Real-world Graph Analysis: Techniques for Static, Dynamic and Temporal Communities

Graphs are widely used in various fields of computer science. They have also found application in unrelated areas, leading to a diverse range of problems. These problems can be modeled as relationships between entities in various contexts, such as social networks, protein interactions in cells, and route maps. Therefore it is logical to analyze these data structures with diverse approaches, whether they are numerical or structural, global or local, approximate or exact. In particular, the concept of community plays an important role in local structural analysis, as it is able to highlight the composition of the underlying graph while providing insights into what the organization and importance of the nodes in a network look like. This thesis pursues the goal of extracting knowledge from different kinds of graphs, including static, dynamic, and temporal graphs, with a particular focus on their community substructures. To tackle this task we use combinatorial algorithms that can list all the communities in a graph according to different formalizations, such as cliques, k-graphlets, and k-cores.
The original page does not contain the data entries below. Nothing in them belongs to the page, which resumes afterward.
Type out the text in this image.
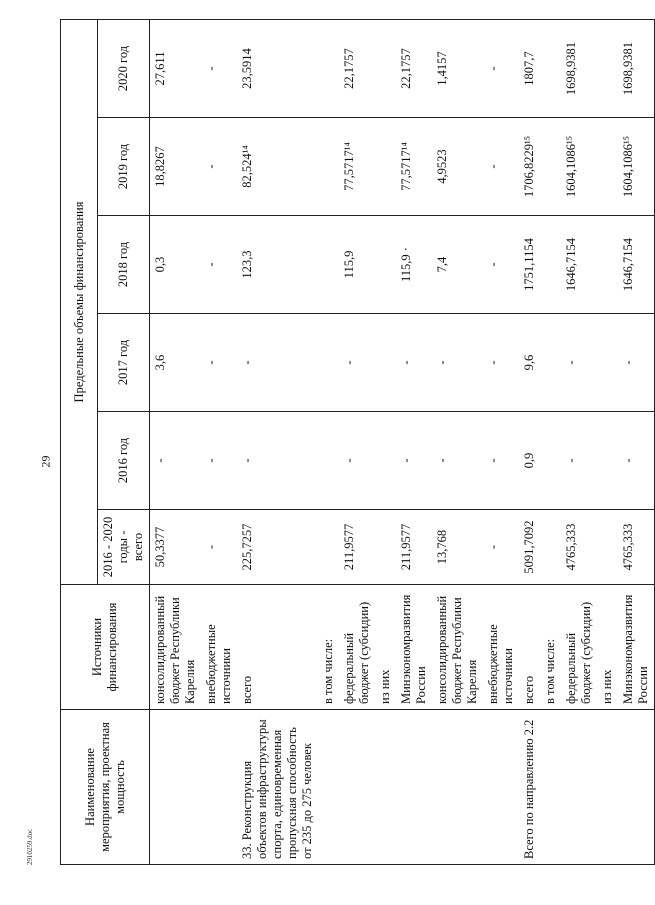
29
2910259.doc
Наименование мероприятия, проектная мощность	Источники финансирования	Предельные объемы финансирования					
		2016 - 2020 годы - всего	2016 год	2017 год	2018 год	2019 год	2020 год
	консолидированный бюджет Республики Карелия	50,3377	-	3,6	0,3	18,8267	27,611
	внебюджетные источники	-	-	-	-	-	-
33. Реконструкция объектов инфраструктуры спорта, единовременная пропускная способность от 235 до 275 человек	всего	225,7257	-	-	123,3	82,524¹⁴	23,5914
	в том числе:						
	федеральный бюджет (субсидии)	211,9577	-	-	115,9	77,5717¹⁴	22,1757
	из них						
	Минэкономразвития России	211,9577	-	-	115,9 ·	77,5717¹⁴	22,1757
	консолидированный бюджет Республики Карелия	13,768	-	-	7,4	4,9523	1,4157
	внебюджетные источники	-	-	-	-	-	-
Всего по направлению 2.2	всего	5091,7092	0,9	9,6	1751,1154	1706,8229¹⁵	1807,7
	в том числе:						
	федеральный бюджет (субсидии)	4765,333	-	-	1646,7154	1604,1086¹⁵	1698,9381
	из них						
	Минэкономразвития России	4765,333	-	-	1646,7154	1604,1086¹⁵	1698,9381
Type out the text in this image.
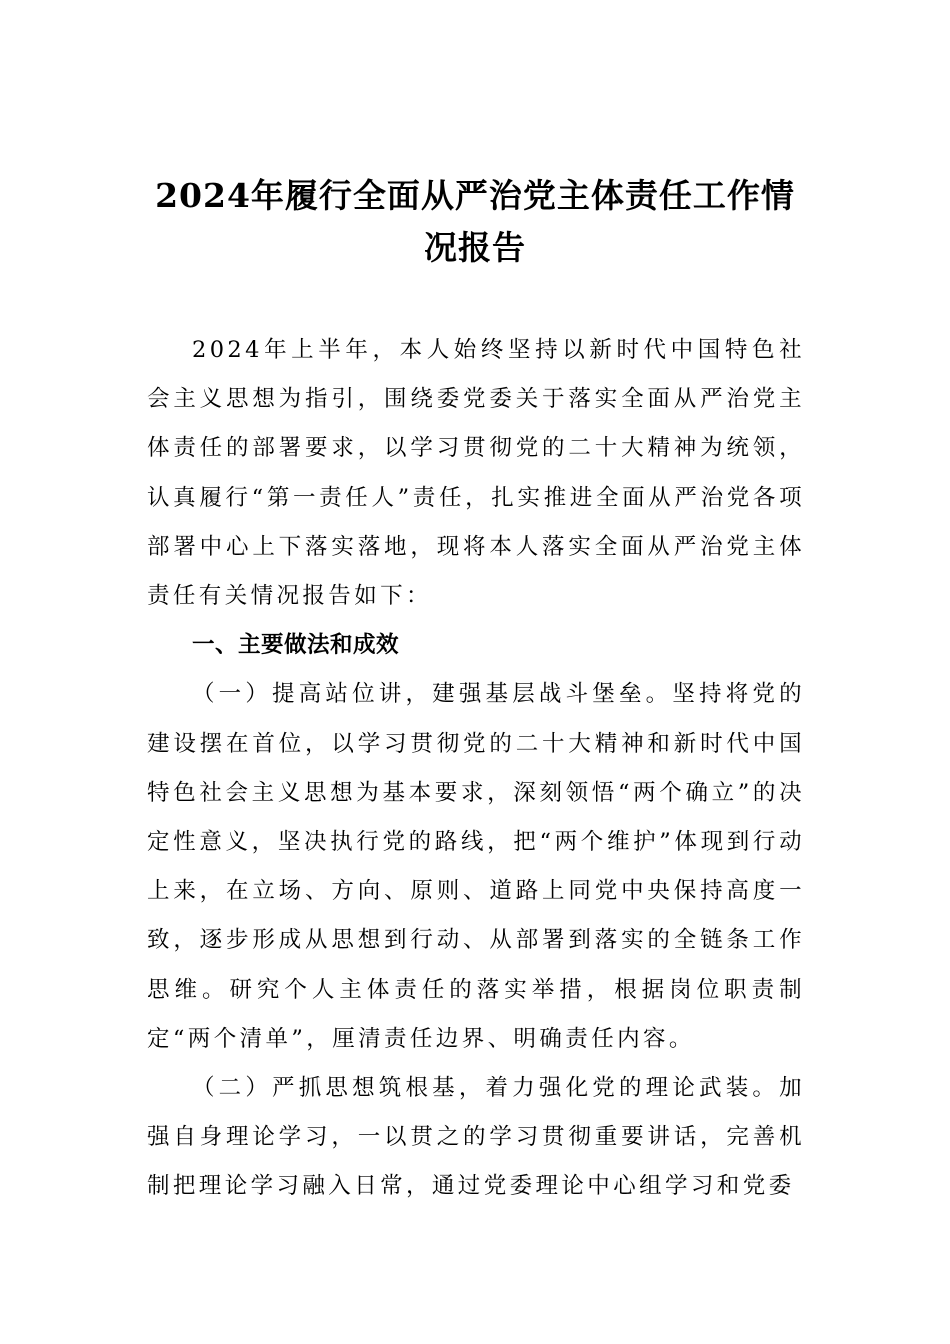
2024年履行全面从严治党主体责任工作情况报告

2024年上半年，本人始终坚持以新时代中国特色社会主义思想为指引，围绕委党委关于落实全面从严治党主体责任的部署要求，以学习贯彻党的二十大精神为统领，认真履行“第一责任人”责任，扎实推进全面从严治党各项部署中心上下落实落地，现将本人落实全面从严治党主体责任有关情况报告如下：

一、主要做法和成效

（一）提高站位讲，建强基层战斗堡垒。坚持将党的建设摆在首位，以学习贯彻党的二十大精神和新时代中国特色社会主义思想为基本要求，深刻领悟“两个确立”的决定性意义，坚决执行党的路线，把“两个维护”体现到行动上来，在立场、方向、原则、道路上同党中央保持高度一致，逐步形成从思想到行动、从部署到落实的全链条工作思维。研究个人主体责任的落实举措，根据岗位职责制定“两个清单”，厘清责任边界、明确责任内容。

（二）严抓思想筑根基，着力强化党的理论武装。加强自身理论学习，一以贯之的学习贯彻重要讲话，完善机制把理论学习融入日常，通过党委理论中心组学习和党委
Listing (or enumeration) algorithms indeed give the full set of communities in any graph, in contrast to more algebraic techniques that exploit matrix multiplication, eigenvalues, etc. to obtain an exact or approximate count of certain types of communities, an approach that can be faster in terms of running time, but that does not suit our need for the complete list of subgraphs to perform subsequent analyses. We first develop new algorithms to enumerate subgraphs, using traditional and novel techniques such as push-out amortization, and CPU cache analysis to boost their efficiency. We then extend these concepts to the analysis of real-world graphs across diverse domains, ranging from social networks to autonomous systems modeled as temporal graphs. In this field, there is currently no widely accepted adaptation, even for straightforward subgraphs like k-cores, and the available data is expanding both in terms of quantity and scale. As a result, our findings advance the state of the art both from a theoretical and a practical perspective and can be used in a static or dynamic setting to further speed up and refine graph analysis techniques.